6 de fevereiro de 2008

mp3 do dia - thinking machines

A arte costuma se renovar em contrafluxos. Cada movimento nascente é uma renúncia do presente, do mesmo status que sustentava o próprio artista revoltado - se todos adoram o vermelho, então eu odeio o vermelho. O novo, ironicamente, não existe sem o velho.

Acho curioso notar como esse antagonismo ideológico, essa angústia artística pela deposição do vigente, manifesta-se em outras áreas. Lembro-me de uma conversa com um amigo cardiologista, que disse que a sua área, depois de anos de glamurização dos cirurgiões cardíacos, hoje tem repulsa por tirar bifes dos pacientes.

Na música, é claro que existem inúmeros casos do fenômeno. Um deles é o do post-hardcore. Depois de anos de 4 acordes, gritos e tempo acelerado, em um gênero cujos fãs consideram mudanças como traição, algumas das bandas do hardcore começaram a se aprimorar no seu ofício, tanto nos instrumentos, quanto nas influências musicais. De repente, aquele pequeno nicho cheio de dogmas era pequeno demais para elas e as suas aspirações artísticas. Mais: agora, ele causava-lhes até ojeriza.

Assim nasceu o post-hardcore, lá pela metade dos anos 80. Surgiram bandas como Fugazi, Quicksand, Drive Like Jehu e Unwound, cheias de grooves, altos e baixos, tempos mais lentos e quebrados, dissonâncias, elementos de outros gêneros musicais, letras com novas temáticas e, acima de tudo, um claro pavor ao 4/4. O peso ainda era mantido, mas a música ficava cada vez mais técnica, quase que de forma caricata, como se fosse uma prova de que os supostos ogros sabiam tocar, e muito, os seus instrumentos.

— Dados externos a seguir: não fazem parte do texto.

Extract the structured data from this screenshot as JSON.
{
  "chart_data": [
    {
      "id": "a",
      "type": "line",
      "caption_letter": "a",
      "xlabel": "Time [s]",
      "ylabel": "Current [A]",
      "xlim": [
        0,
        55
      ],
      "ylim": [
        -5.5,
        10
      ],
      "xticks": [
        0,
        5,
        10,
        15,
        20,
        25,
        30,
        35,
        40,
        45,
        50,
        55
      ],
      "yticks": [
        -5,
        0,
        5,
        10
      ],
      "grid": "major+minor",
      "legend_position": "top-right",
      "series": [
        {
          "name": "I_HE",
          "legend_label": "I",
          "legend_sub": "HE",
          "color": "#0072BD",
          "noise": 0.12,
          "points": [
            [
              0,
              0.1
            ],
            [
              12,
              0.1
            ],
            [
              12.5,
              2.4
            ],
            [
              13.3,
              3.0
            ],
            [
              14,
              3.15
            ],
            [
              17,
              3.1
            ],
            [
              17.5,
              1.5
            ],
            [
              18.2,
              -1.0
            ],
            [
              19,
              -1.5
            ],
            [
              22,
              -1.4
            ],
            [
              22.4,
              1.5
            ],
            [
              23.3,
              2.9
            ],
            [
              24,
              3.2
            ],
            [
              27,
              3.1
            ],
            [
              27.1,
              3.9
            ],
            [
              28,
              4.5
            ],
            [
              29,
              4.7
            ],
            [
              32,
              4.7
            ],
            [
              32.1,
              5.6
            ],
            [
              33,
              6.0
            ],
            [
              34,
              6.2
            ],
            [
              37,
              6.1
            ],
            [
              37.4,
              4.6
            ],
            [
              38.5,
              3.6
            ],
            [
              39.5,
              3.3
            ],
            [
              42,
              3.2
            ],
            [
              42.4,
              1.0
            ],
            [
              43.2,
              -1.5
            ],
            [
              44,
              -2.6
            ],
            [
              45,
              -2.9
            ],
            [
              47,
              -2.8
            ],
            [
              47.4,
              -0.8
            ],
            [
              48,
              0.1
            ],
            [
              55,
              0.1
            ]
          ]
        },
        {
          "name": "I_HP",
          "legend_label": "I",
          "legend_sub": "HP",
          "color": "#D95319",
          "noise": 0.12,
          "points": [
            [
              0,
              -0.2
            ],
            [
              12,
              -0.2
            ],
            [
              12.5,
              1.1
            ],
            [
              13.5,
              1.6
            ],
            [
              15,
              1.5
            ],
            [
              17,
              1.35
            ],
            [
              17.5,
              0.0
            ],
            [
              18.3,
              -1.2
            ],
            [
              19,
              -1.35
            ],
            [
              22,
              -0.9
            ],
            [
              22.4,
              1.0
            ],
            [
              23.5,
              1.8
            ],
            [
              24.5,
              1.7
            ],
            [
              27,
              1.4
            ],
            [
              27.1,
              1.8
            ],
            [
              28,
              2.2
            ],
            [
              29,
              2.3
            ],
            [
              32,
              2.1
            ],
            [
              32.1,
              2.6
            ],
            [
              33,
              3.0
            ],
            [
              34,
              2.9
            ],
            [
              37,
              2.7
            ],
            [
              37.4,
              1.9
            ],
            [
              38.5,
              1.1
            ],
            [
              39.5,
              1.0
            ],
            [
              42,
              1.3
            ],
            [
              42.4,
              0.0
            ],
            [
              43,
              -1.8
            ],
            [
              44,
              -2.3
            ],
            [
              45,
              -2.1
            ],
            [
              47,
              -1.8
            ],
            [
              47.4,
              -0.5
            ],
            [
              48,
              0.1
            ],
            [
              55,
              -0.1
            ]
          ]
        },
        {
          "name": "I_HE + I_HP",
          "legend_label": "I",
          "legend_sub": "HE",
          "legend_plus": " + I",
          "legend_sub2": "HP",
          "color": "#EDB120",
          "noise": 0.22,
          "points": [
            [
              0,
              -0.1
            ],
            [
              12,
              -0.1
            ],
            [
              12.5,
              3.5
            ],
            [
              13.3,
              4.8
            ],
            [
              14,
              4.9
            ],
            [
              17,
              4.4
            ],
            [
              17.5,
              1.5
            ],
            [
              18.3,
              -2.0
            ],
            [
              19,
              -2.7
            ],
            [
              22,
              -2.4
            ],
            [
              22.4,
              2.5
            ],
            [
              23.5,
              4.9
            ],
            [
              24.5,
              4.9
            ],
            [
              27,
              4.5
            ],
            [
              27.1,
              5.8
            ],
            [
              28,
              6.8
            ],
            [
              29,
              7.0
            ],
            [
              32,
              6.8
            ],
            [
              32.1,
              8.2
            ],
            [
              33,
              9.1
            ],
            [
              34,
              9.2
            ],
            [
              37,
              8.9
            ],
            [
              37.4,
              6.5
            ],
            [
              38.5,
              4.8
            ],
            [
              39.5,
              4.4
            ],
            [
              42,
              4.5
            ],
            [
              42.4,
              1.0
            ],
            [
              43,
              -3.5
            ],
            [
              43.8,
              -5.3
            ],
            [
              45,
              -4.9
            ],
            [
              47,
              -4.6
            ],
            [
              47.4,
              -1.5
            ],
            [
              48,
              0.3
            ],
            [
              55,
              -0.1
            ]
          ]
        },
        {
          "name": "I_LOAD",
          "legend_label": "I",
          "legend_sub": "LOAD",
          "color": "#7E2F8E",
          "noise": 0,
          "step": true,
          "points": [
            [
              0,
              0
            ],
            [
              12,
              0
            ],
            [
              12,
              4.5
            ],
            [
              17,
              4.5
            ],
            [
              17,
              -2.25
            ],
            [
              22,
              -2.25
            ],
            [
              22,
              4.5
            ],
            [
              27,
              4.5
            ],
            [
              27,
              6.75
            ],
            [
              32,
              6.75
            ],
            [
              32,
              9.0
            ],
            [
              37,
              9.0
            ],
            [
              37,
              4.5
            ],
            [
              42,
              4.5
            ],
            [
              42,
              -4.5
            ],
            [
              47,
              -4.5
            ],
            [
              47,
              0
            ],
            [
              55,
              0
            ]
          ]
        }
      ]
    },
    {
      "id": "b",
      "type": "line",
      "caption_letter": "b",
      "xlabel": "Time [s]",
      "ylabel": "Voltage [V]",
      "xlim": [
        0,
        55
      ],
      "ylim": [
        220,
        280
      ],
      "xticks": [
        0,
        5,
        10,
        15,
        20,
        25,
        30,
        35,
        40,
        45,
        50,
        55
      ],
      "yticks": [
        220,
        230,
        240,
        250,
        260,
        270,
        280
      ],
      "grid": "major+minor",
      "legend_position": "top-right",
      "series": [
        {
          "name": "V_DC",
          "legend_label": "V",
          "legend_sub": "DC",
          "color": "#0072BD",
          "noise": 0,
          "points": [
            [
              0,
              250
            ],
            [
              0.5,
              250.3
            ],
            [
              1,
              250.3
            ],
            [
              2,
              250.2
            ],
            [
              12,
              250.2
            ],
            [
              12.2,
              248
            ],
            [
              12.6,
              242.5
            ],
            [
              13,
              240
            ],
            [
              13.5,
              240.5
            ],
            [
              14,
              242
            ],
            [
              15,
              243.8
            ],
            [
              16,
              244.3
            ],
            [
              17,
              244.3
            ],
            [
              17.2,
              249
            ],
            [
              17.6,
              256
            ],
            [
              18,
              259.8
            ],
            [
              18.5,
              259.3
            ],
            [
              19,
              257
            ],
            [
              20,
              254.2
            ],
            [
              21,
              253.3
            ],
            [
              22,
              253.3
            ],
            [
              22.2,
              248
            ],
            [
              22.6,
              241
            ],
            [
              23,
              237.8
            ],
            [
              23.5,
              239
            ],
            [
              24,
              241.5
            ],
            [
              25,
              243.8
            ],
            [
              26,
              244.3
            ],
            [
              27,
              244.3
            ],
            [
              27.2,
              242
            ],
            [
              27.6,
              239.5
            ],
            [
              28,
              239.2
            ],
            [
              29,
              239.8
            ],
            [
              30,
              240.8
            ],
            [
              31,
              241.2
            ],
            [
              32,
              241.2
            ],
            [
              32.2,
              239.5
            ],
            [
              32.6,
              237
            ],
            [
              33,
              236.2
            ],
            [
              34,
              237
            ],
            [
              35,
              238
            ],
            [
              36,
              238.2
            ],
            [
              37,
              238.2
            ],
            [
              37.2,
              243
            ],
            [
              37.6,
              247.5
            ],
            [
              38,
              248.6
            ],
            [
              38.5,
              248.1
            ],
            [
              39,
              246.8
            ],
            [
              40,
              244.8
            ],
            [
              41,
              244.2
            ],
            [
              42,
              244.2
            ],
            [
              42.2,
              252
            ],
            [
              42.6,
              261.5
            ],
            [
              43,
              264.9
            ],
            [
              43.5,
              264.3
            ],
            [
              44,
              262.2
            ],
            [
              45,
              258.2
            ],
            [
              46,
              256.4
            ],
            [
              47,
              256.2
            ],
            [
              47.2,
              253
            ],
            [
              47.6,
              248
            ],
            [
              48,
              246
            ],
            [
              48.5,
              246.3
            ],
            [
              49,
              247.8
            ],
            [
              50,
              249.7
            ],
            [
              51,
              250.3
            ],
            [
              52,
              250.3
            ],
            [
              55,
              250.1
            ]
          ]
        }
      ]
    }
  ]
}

Como era de se esperar nessa dinâmica de contrafluxos, o post-hardcore morreu. Foi lá pelo final dos anos 90, nos meus cálculos, substituído pelo math rock, ainda mais técnico e alheio a convenções, e o emo, pregando menos peso, mais melodia e, claro, emoção sobre técnica. Portanto, é gratificante ouvir A Complete Record of Urban Archaeology (2008), terceiro disco do Thinking Machines, uma banda tão deslocada de sua época que, ao tocar música conforme o parágrafo acima, faz o datado soar novo. Hoje em dia, quem mais tocaria os sensacionais 45 segundos finais de Guts?